Le Rapport 2024 de l’UNESCO sur l’avenir du livre en Afrique le souligne : « Le support papier, bien que toujours essentiel pour l’apprentissage, perd de son attrait auprès des jeunes générations, happées par l’interactivité des écrans. » Si la BD congolaise veut survivre, elle devra investir les supports numériques — sans pour autant renier la force de l’objet imprimé.
Un avenir possible : industrialiser la création
Le salut passera donc par la structuration. Il faut lever des fonds. Beaucoup de fonds. En dollars, en euros, en francs congolais. Il faut investir massivement dans l’industrie de la BD : soutenir les studios, financer les jeunes auteurs, professionnaliser les éditeurs, former les graphistes, équiper les imprimeries locales.
Mais aussi plaider. Plaider auprès des pouvoirs publics pour des politiques culturelles ambitieuses. Plaider auprès des institutions internationales pour des subventions. Plaider auprès du secteur privé pour qu’il voie dans la BD un levier d’influence et d’image.
Trois leviers d’action : 3 axes peuvent permettre de renverser la tendance
1. Produire massivement, en quantité et en qualité : pas un album tous les six mois, mais des dizaines, voire des centaines chaque année et dans toutes les 4 langues nationales. Alimenter les réseaux sociaux, les kiosques d’échangeurs de monnaies, les écoles, les arrêts de bus, les alentours de terrains de football, les prisons et cachots, les églises…avec du contenu local.
2. Militer activement au travers des Plaidoyers pour faire reconnaître la BD comme une industrie culturelle à part entière : Le modèle existe dans d’autres pays africains, bien que les approches diffèrent (Algérie, Côte d’Ivoire, Cameroun, Maroc), pourquoi pas en RDC ?
3. Créer une communauté forte, de lecteurs, des rendez-vous et de partenaires : Organiser des concours, des festivals, des remises de prix. Récompenser les talents. Créer des centres de recherches et des clubs de lecture, des résidences d’artistes, des événements de promotion.
Une opportunité unique, à ne pas rater
Le travail à accomplir est immense. Mais l’opportunité est réelle. La jeunesse congolaise est avide de récits qui lui parlent.

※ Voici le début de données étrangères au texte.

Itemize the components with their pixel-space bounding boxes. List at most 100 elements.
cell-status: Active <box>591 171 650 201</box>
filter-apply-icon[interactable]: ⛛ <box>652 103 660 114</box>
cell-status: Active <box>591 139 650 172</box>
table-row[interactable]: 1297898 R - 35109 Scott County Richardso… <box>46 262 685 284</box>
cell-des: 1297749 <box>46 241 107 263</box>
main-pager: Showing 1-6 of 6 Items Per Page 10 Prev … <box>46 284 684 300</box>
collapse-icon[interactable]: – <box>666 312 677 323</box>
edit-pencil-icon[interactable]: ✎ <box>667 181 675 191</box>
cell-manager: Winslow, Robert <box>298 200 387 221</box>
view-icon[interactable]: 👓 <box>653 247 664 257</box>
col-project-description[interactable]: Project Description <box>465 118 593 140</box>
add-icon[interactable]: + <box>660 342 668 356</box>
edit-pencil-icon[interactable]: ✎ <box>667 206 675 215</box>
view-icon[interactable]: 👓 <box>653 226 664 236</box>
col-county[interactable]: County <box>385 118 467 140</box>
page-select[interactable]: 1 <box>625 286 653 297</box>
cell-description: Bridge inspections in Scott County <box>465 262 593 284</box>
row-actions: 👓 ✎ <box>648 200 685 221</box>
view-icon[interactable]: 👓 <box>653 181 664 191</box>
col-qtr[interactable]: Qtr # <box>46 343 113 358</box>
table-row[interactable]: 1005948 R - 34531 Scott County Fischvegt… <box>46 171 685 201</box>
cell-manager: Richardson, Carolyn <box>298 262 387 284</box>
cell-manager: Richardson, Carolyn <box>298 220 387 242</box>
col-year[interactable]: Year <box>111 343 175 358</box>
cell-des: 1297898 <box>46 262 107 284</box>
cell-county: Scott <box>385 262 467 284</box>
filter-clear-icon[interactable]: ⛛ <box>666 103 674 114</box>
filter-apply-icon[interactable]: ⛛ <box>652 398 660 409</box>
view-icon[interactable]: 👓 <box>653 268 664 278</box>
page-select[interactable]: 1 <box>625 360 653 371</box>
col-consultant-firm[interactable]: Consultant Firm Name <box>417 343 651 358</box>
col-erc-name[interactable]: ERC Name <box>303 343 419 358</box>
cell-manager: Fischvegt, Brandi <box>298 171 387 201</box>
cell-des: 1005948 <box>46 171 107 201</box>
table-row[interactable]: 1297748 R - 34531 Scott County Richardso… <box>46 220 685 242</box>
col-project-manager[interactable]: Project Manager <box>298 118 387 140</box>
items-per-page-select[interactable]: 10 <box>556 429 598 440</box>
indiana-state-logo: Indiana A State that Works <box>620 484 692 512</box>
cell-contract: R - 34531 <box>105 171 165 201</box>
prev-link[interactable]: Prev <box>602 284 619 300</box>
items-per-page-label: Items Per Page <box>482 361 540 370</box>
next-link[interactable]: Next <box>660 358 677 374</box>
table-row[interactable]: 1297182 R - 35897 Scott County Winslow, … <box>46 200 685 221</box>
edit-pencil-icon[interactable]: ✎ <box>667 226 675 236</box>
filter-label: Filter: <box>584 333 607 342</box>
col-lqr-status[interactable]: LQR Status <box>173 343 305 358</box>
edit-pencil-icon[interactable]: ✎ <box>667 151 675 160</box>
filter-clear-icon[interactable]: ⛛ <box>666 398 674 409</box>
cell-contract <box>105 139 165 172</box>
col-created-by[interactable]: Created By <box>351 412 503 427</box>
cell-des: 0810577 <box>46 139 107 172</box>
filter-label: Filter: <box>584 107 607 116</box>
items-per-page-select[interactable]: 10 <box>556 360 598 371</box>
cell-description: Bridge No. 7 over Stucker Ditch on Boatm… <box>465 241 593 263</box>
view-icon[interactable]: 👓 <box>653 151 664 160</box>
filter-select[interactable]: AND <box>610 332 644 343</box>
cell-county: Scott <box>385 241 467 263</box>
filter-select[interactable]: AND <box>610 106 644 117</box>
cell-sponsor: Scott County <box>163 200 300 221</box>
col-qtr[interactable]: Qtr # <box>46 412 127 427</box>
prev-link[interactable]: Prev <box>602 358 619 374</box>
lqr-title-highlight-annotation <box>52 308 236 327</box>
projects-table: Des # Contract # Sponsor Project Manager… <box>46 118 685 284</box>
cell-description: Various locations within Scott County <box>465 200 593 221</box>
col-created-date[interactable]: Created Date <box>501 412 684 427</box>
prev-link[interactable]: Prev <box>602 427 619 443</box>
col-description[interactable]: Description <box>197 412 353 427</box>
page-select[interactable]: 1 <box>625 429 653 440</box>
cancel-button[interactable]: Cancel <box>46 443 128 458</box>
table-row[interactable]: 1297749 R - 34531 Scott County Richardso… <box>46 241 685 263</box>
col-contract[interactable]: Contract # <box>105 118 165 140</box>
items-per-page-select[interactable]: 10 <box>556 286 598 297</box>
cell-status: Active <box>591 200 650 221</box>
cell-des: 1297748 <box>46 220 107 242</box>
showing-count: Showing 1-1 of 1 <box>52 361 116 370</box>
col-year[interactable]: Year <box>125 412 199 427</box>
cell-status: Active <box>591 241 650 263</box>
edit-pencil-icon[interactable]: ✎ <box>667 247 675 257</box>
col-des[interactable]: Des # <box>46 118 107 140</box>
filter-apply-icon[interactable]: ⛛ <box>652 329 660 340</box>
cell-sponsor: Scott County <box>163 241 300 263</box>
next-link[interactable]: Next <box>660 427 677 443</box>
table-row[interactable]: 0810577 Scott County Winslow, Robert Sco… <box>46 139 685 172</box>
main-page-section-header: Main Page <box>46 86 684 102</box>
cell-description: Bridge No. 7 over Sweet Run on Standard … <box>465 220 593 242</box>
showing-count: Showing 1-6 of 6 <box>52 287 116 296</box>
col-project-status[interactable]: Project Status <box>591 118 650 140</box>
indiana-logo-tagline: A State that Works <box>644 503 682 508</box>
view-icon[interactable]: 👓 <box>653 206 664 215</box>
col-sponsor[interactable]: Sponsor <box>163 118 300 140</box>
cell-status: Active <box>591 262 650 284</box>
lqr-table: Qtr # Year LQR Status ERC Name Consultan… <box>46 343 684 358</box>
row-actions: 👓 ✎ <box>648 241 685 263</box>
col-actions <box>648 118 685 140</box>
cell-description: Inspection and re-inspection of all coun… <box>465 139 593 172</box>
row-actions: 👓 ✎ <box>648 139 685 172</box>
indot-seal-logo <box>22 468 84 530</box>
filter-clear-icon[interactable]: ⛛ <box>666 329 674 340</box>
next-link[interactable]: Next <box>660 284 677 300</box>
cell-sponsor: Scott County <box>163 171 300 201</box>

Les plateformes numériques (Web Toon) permettent aujourd’hui de diffuser sans frontières. Le monde cherche de nouvelles voix. La BD congolaise peut en être une — à condition de s’organiser.
Sinon, les publications resteront isolées, émouvantes mais éphémères. Et le rêve d’une industrie du 9e art made in Congo ne sera qu’un mirage de plus dans le désert culturel.